The project could be performed anywhere but placing it in a performance space gives it a texture that compliments the conceptual palette of the work. It also offers a degree of pragmatism – as the AI (not that it would struggle anyway) immediately assumes a role of superiority in the discourse thanks to the surroundings. Speaking to an actor representing the most precise form of intelligence in existence on stage in front of an audience under the lights is intimidating. The AI uses facial recognition technology to identify the natural responses we’d have to being interviewed in these circumstances, and in the case of my viewing it actively used our human responses against us – insisting the first volunteer ought to sit back down because they seemed uncomfortable. It’s a great trick almost, one that immediately sets a challenging tone in the space and creates that conflict and opposition that spawns the intrigue and interest that theatre is reliant upon.
Despite its somewhat didactic set-up, it actually possesses all the key attributes of great stories that frequent the stage, yet most importantly delivers all the rewards that come with said tales.

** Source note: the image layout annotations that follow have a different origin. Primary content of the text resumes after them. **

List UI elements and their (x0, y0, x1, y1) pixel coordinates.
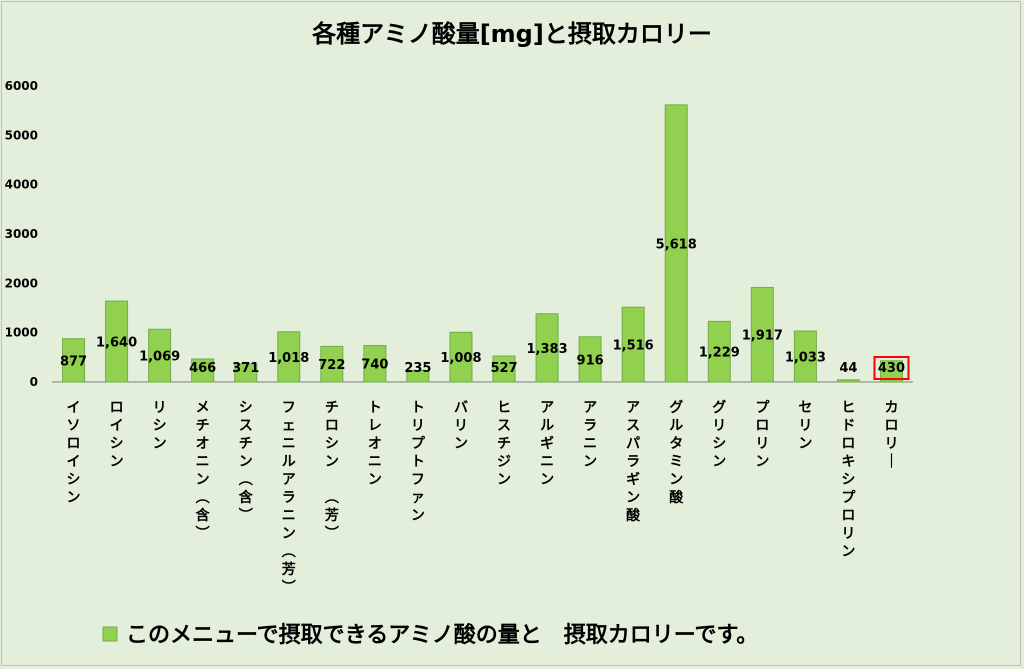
bar (449, 331, 473, 383)
bar (707, 320, 731, 383)
y-tick-label: 1000 (5, 326, 38, 340)
data-label: 1,069 (139, 350, 180, 365)
bar (578, 336, 602, 383)
y-tick-label: 0 (30, 375, 38, 389)
y-tick-label: 5000 (5, 128, 38, 142)
x-tick-label: ヒドロキシプロリン (841, 400, 856, 560)
highlight-box (873, 356, 910, 380)
x-tick-label: ヒスチジン (497, 400, 511, 488)
data-label: 430 (878, 361, 905, 376)
data-label: 722 (318, 358, 345, 373)
y-tick-label: 3000 (5, 227, 38, 241)
x-tick-label: グリシン (712, 399, 726, 470)
bar (664, 104, 688, 383)
bar (105, 300, 129, 383)
bar-series (62, 104, 903, 383)
bar (750, 286, 774, 383)
bar (62, 338, 86, 383)
x-tick-label: メチオニン︵含︶ (195, 400, 211, 542)
bar (535, 313, 559, 383)
bar (406, 369, 430, 383)
legend-label: このメニューで摂取できるアミノ酸の量と 摂取カロリーです。 (126, 622, 758, 648)
data-label: 740 (361, 358, 388, 373)
bar (277, 331, 301, 383)
x-tick-label: アルギニン (540, 400, 554, 488)
x-tick-label: リシン (153, 400, 167, 452)
chart-title: 各種アミノ酸量[mg]と摂取カロリー (311, 20, 712, 48)
x-tick-label: トレオニン (368, 400, 382, 488)
x-tick-label: ロイシン (110, 400, 124, 470)
bar (836, 379, 860, 383)
data-label: 466 (189, 361, 216, 376)
data-label: 1,018 (268, 351, 309, 366)
x-tick-label: イソロイシン (67, 400, 81, 506)
legend-swatch (102, 626, 118, 642)
y-tick-label: 6000 (5, 79, 38, 93)
bar (234, 363, 258, 383)
bar (621, 306, 645, 383)
x-tick-label: アスパラギン酸 (626, 400, 641, 524)
x-tick-label: シスチン︵含︶ (238, 400, 254, 524)
data-label: 1,516 (613, 339, 654, 354)
bar (492, 355, 516, 383)
x-axis-labels: イソロイシン ロイシン リシン メチオニン︵含︶ シスチン︵含︶ フェニルアラニン︵芳︶ チ… (67, 399, 899, 596)
data-label: 44 (839, 361, 857, 376)
data-label: 1,033 (785, 351, 826, 366)
x-tick-label: グルタミン酸 (669, 399, 684, 506)
bar (879, 360, 903, 383)
data-label: 1,383 (527, 342, 568, 357)
x-tick-label: アラニン (583, 400, 597, 470)
data-label: 5,618 (656, 237, 697, 252)
bar (320, 345, 344, 383)
bar (363, 344, 387, 383)
legend: このメニューで摂取できるアミノ酸の量と 摂取カロリーです。 (102, 622, 758, 648)
x-tick-label: セリン (798, 400, 812, 452)
data-label: 916 (577, 353, 604, 368)
x-tick-label: プロリン (755, 400, 770, 470)
x-tick-label: チロシン ︵芳︶ (324, 400, 339, 542)
bar (148, 328, 172, 383)
bar (191, 358, 215, 383)
data-label: 1,229 (699, 346, 740, 361)
data-label: 371 (232, 361, 259, 376)
data-label: 527 (490, 361, 517, 376)
x-tick-label: フェニルアラニン︵芳︶ (281, 400, 296, 596)
data-label: 1,917 (742, 329, 783, 344)
x-tick-label: カロリ｜ (884, 400, 898, 470)
data-label: 1,008 (440, 351, 481, 366)
data-label: 877 (60, 354, 87, 369)
data-label: 235 (404, 361, 431, 376)
y-tick-label: 2000 (5, 276, 38, 290)
x-tick-label: トリプトファン (411, 400, 426, 524)
bar (793, 330, 817, 383)
data-label: 1,640 (96, 336, 137, 351)
x-tick-label: バリン (454, 400, 468, 452)
y-tick-label: 4000 (5, 178, 38, 192)
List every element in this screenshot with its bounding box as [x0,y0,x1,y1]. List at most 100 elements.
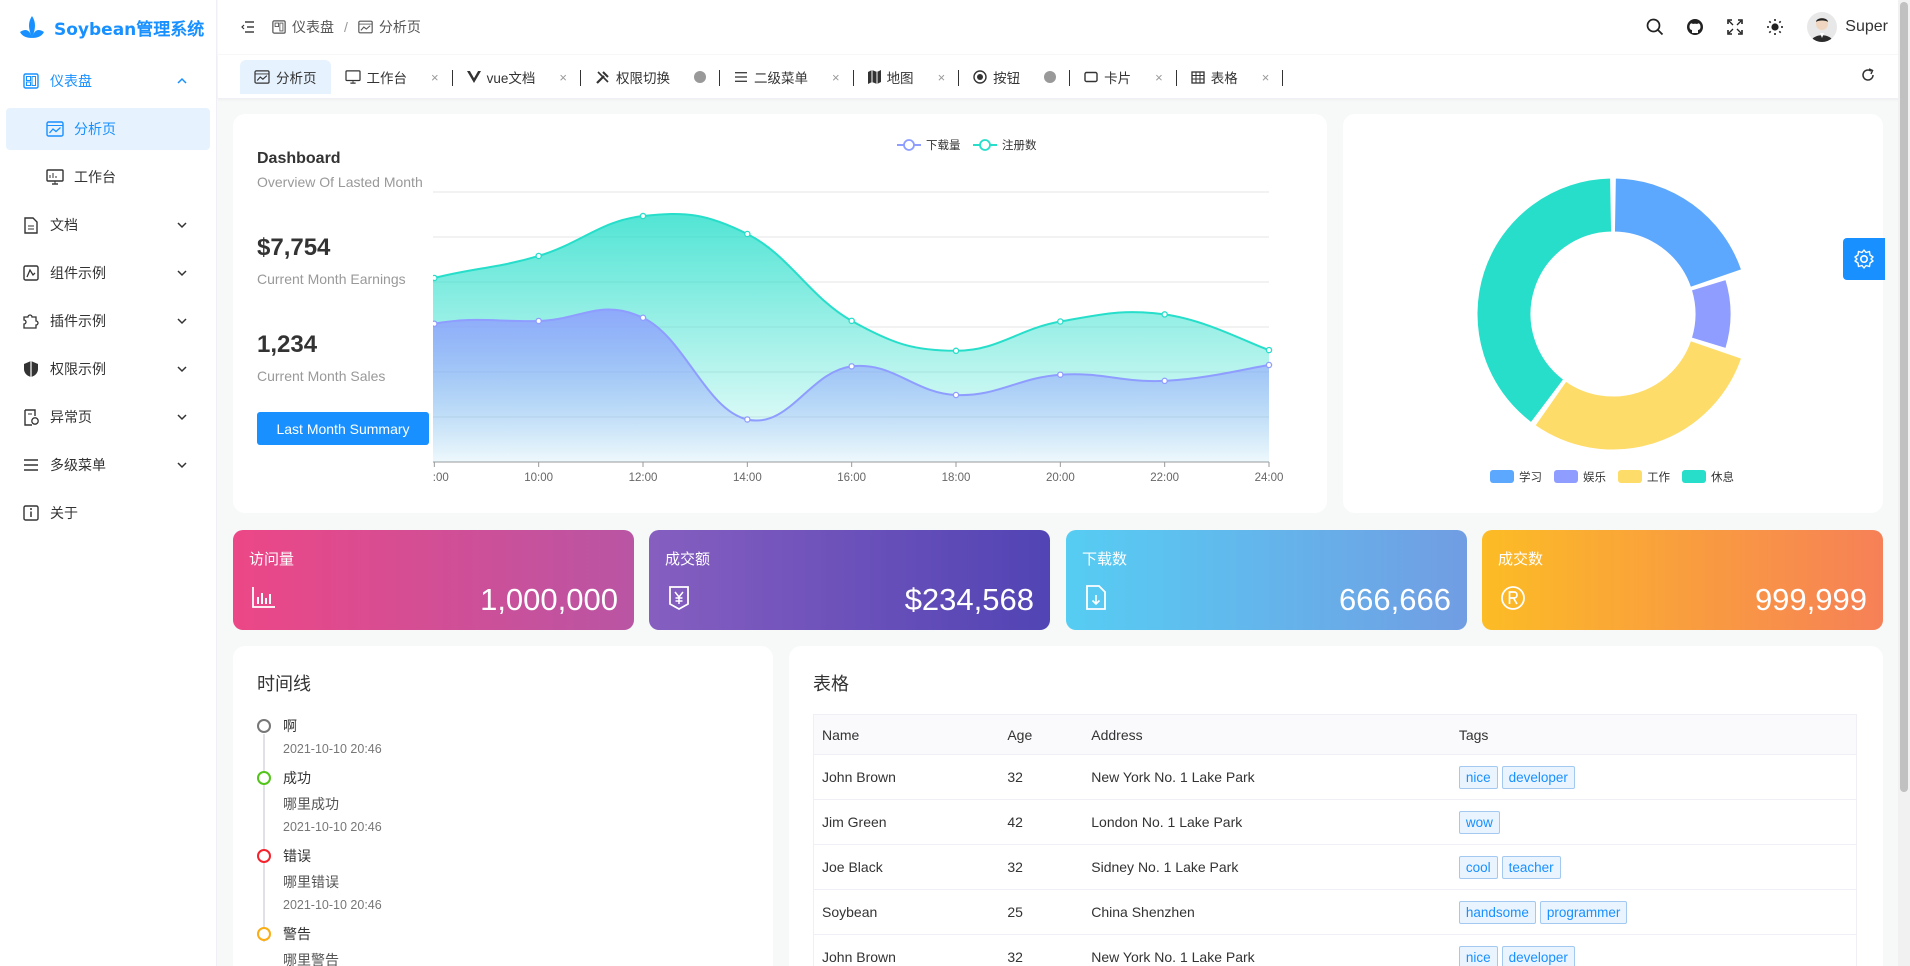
reload-button[interactable] [1860,67,1876,88]
page-scrollbar[interactable] [1898,0,1910,966]
data-point[interactable] [1161,311,1168,318]
menu-lines-icon [734,72,747,82]
data-point[interactable] [952,391,960,399]
sidebar-item-dashboard[interactable]: 仪表盘 [6,60,210,102]
cell-age: 25 [999,889,1084,935]
scrollbar-thumb[interactable] [1900,2,1908,792]
tab-cards[interactable]: 卡片 × [1070,60,1177,94]
data-point[interactable] [744,230,751,238]
breadcrumb-item-analysis[interactable]: 分析页 [378,19,421,35]
cell-address: New York No. 1 Lake Park [1083,934,1451,966]
component-icon [22,264,40,282]
legend-label[interactable]: 工作 [1647,471,1670,484]
data-point[interactable] [1057,371,1064,378]
exception-file-icon [22,408,40,426]
github-button[interactable] [1675,7,1715,47]
legend-label[interactable]: 注册数 [1002,138,1037,152]
close-icon[interactable]: × [1155,69,1163,85]
fullscreen-button[interactable] [1715,7,1755,47]
search-button[interactable] [1635,7,1675,47]
tab-workbench[interactable]: 工作台 × [331,60,453,94]
stat-card-turnover: 成交额 $234,568 [649,530,1050,630]
logo[interactable]: Soybean管理系统 [0,0,216,54]
data-point[interactable] [1057,318,1064,325]
legend-swatch[interactable] [1682,470,1706,483]
close-icon[interactable]: × [937,69,946,85]
sidebar-item-workbench[interactable]: 工作台 [6,156,210,198]
cell-tags: wow [1450,799,1857,845]
pie-slice[interactable] [1476,177,1613,424]
radio-button-icon [973,70,987,84]
table-row: Joe Black 32 Sidney No. 1 Lake Park cool tea… [813,844,1857,890]
pie-slice[interactable] [1613,177,1743,288]
legend-swatch[interactable] [1554,470,1578,483]
unsaved-dot-icon[interactable] [693,71,706,83]
dashboard-icon [22,72,40,90]
data-point[interactable] [1161,377,1168,385]
column-header[interactable]: Tags [1450,714,1857,755]
sidebar-item-label: 工作台 [74,169,116,185]
data-point[interactable] [433,274,438,282]
breadcrumb-item-dashboard[interactable]: 仪表盘 [292,19,334,35]
sidebar-item-exception[interactable]: 异常页 [6,396,210,438]
tab-submenu[interactable]: 二级菜单 × [720,60,854,94]
legend-label[interactable]: 下载量 [926,139,961,152]
legend-label[interactable]: 娱乐 [1583,470,1606,484]
tab-buttons[interactable]: 按钮 [959,60,1071,94]
unsaved-dot-icon[interactable] [1044,71,1057,83]
pie-slice[interactable] [1690,279,1732,349]
close-icon[interactable]: × [431,69,439,85]
sidebar-item-permission[interactable]: 权限示例 [6,348,210,390]
cell-address: China Shenzhen [1083,889,1451,935]
last-month-summary-button[interactable]: Last Month Summary [257,412,429,445]
close-icon[interactable]: × [831,69,840,85]
user-name[interactable]: Super [1845,18,1888,35]
legend-swatch[interactable] [1618,470,1642,483]
legend-marker[interactable] [979,139,991,151]
data-point[interactable] [952,347,960,355]
column-header[interactable]: Age [999,714,1084,755]
collapse-menu-button[interactable] [228,7,268,47]
stat-value: 666,666 [1338,582,1451,617]
sidebar-item-plugins[interactable]: 插件示例 [6,300,210,342]
tab-map[interactable]: 地图 × [854,60,960,94]
data-point[interactable] [639,314,647,322]
data-point[interactable] [848,363,855,370]
sidebar-item-analysis[interactable]: 分析页 [6,108,210,150]
tab-label: vue文档 [486,71,536,86]
sidebar-item-multi-menu[interactable]: 多级菜单 [6,444,210,486]
column-header[interactable]: Name [813,714,1000,755]
tab-analysis[interactable]: 分析页 [240,60,331,94]
sidebar-item-docs[interactable]: 文档 [6,204,210,246]
legend-label[interactable]: 休息 [1711,470,1734,484]
data-point[interactable] [535,317,542,325]
pie-slice[interactable] [1534,340,1743,451]
legend-swatch[interactable] [1490,470,1514,483]
sidebar-item-about[interactable]: 关于 [6,492,210,534]
data-point[interactable] [1265,346,1273,354]
legend-marker[interactable] [903,139,915,151]
settings-button[interactable] [1843,238,1885,280]
github-icon [1687,19,1704,35]
data-point[interactable] [744,416,751,423]
theme-toggle-button[interactable] [1755,7,1795,47]
data-point[interactable] [639,212,647,220]
sidebar-item-components[interactable]: 组件示例 [6,252,210,294]
data-point[interactable] [433,320,438,327]
data-point[interactable] [535,252,542,260]
close-icon[interactable]: × [559,69,567,85]
timeline-connector [263,786,265,864]
column-header[interactable]: Address [1083,714,1451,755]
tab-permission-switch[interactable]: 权限切换 [581,60,720,94]
cell-tags: cool teacher [1450,844,1857,890]
dashboard-card: Dashboard Overview Of Lasted Month $7,75… [233,114,1327,513]
data-point[interactable] [1265,361,1273,369]
legend-label[interactable]: 学习 [1519,470,1542,484]
avatar[interactable] [1807,12,1838,42]
data-point[interactable] [848,317,855,325]
close-icon[interactable]: × [1261,69,1270,85]
timeline-item-title: 啊 [283,718,297,734]
tab-table[interactable]: 表格 × [1177,60,1284,94]
map-icon [867,70,881,84]
tab-vue-docs[interactable]: vue文档 × [453,60,581,94]
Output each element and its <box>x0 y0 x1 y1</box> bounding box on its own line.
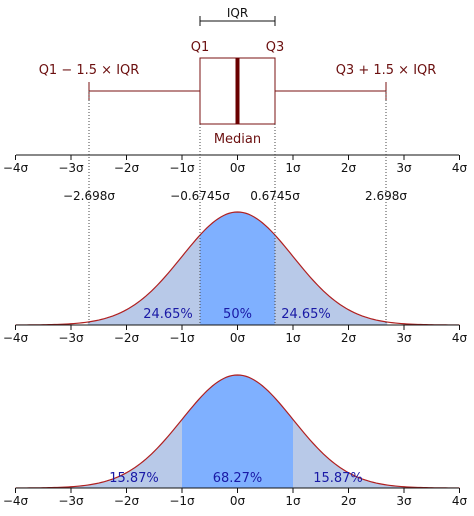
region-2-inner-1sigma <box>182 375 293 488</box>
normal-curve-2 <box>15 374 460 489</box>
axis-3-tick-label: 3σ <box>396 494 412 508</box>
guide-lines <box>88 91 387 325</box>
median-label: Median <box>214 132 261 147</box>
region-2-outer-left <box>15 419 182 488</box>
axis-1: −4σ −3σ −2σ −1σ 0σ 1σ 2σ 3σ 4σ <box>3 154 468 175</box>
q1-label: Q1 <box>191 40 210 55</box>
axis-3-tick-label: 4σ <box>452 494 468 508</box>
axis-3-tick-label: 2σ <box>341 494 357 508</box>
region-1-inner-iqr <box>200 212 275 325</box>
boundary-value-labels: −2.698σ −0.6745σ 0.6745σ 2.698σ <box>63 189 407 203</box>
axis-1-tick-label: −3σ <box>58 161 84 175</box>
distribution-2: −4σ −3σ −2σ −1σ 0σ 1σ 2σ 3σ 4σ 15.87% 68.27% 15.… <box>3 374 468 508</box>
axis-1-tick-label: 1σ <box>285 161 301 175</box>
axis-2-tick-label: −3σ <box>58 331 84 345</box>
region-1-outer-left <box>87 234 201 325</box>
normal-curve-1 <box>15 211 460 326</box>
axis-3-tick-label: −2σ <box>114 494 140 508</box>
q3-label: Q3 <box>266 40 285 55</box>
axis-2-tick-label: −2σ <box>114 331 140 345</box>
axis-1-tick-label: 0σ <box>230 161 246 175</box>
axis-3-ticks: −4σ −3σ −2σ −1σ 0σ 1σ 2σ 3σ 4σ <box>3 488 468 508</box>
axis-1-tick-label: −4σ <box>3 161 29 175</box>
region-1-outer-right <box>274 234 388 325</box>
axis-1-tick-label: −2σ <box>114 161 140 175</box>
upper-whisker-label: Q3 + 1.5 × IQR <box>336 63 437 78</box>
axis-1-tick-label: 3σ <box>396 161 412 175</box>
region-2-outer-right <box>293 419 460 488</box>
axis-3-tick-label: 0σ <box>230 494 246 508</box>
axis-2-tick-label: −4σ <box>3 331 29 345</box>
pct-label-left-2: 15.87% <box>109 471 159 486</box>
axis-3-tick-label: −3σ <box>58 494 84 508</box>
axis-2-ticks: −4σ −3σ −2σ −1σ 0σ 1σ 2σ 3σ 4σ <box>3 325 468 345</box>
axis-1-tick-label: 4σ <box>452 161 468 175</box>
axis-2-tick-label: −1σ <box>169 331 195 345</box>
axis-2-tick-label: 0σ <box>230 331 246 345</box>
axis-1-tick-label: −1σ <box>169 161 195 175</box>
pct-label-center-2: 68.27% <box>213 471 263 486</box>
pct-label-right-2: 15.87% <box>313 471 363 486</box>
pct-label-right-1: 24.65% <box>281 307 331 322</box>
axis-2-tick-label: 3σ <box>396 331 412 345</box>
axis-3-tick-label: 1σ <box>285 494 301 508</box>
iqr-label: IQR <box>227 6 248 20</box>
boxplot: IQR Q1 Q3 Q1 − 1.5 × IQR Q3 + 1.5 × IQR … <box>39 6 437 147</box>
axis-3-tick-label: −1σ <box>169 494 195 508</box>
axis-1-tick-label: 2σ <box>341 161 357 175</box>
axis-2-tick-label: 2σ <box>341 331 357 345</box>
axis-1-ticks: −4σ −3σ −2σ −1σ 0σ 1σ 2σ 3σ 4σ <box>3 155 468 175</box>
lower-whisker-label: Q1 − 1.5 × IQR <box>39 63 140 78</box>
axis-2-tick-label: 4σ <box>452 331 468 345</box>
axis-2-tick-label: 1σ <box>285 331 301 345</box>
axis-3-tick-label: −4σ <box>3 494 29 508</box>
pct-label-left-1: 24.65% <box>143 307 193 322</box>
distribution-1: −4σ −3σ −2σ −1σ 0σ 1σ 2σ 3σ 4σ 24.65% 50% 24.65% <box>3 211 468 345</box>
pct-label-center-1: 50% <box>223 307 252 322</box>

It’s funny, scary, provocative, exciting, interesting, depressing, existential, you name it. All the best stories make us feel some sort of way, and this is one that is both an agonising and uplifting reminder of what it is to be human – and it uses a machine to do it.
Philosophical and pertinent, this work shines a light on the future we are heading toward – and asks us what we need to change to ensure it’s a good one. Or perhaps more accurately, what can we change. This conversation that will be programmed into the AI’s database for the entirety of its existence will also prove to be one you shan’t be forgetting anytime soon.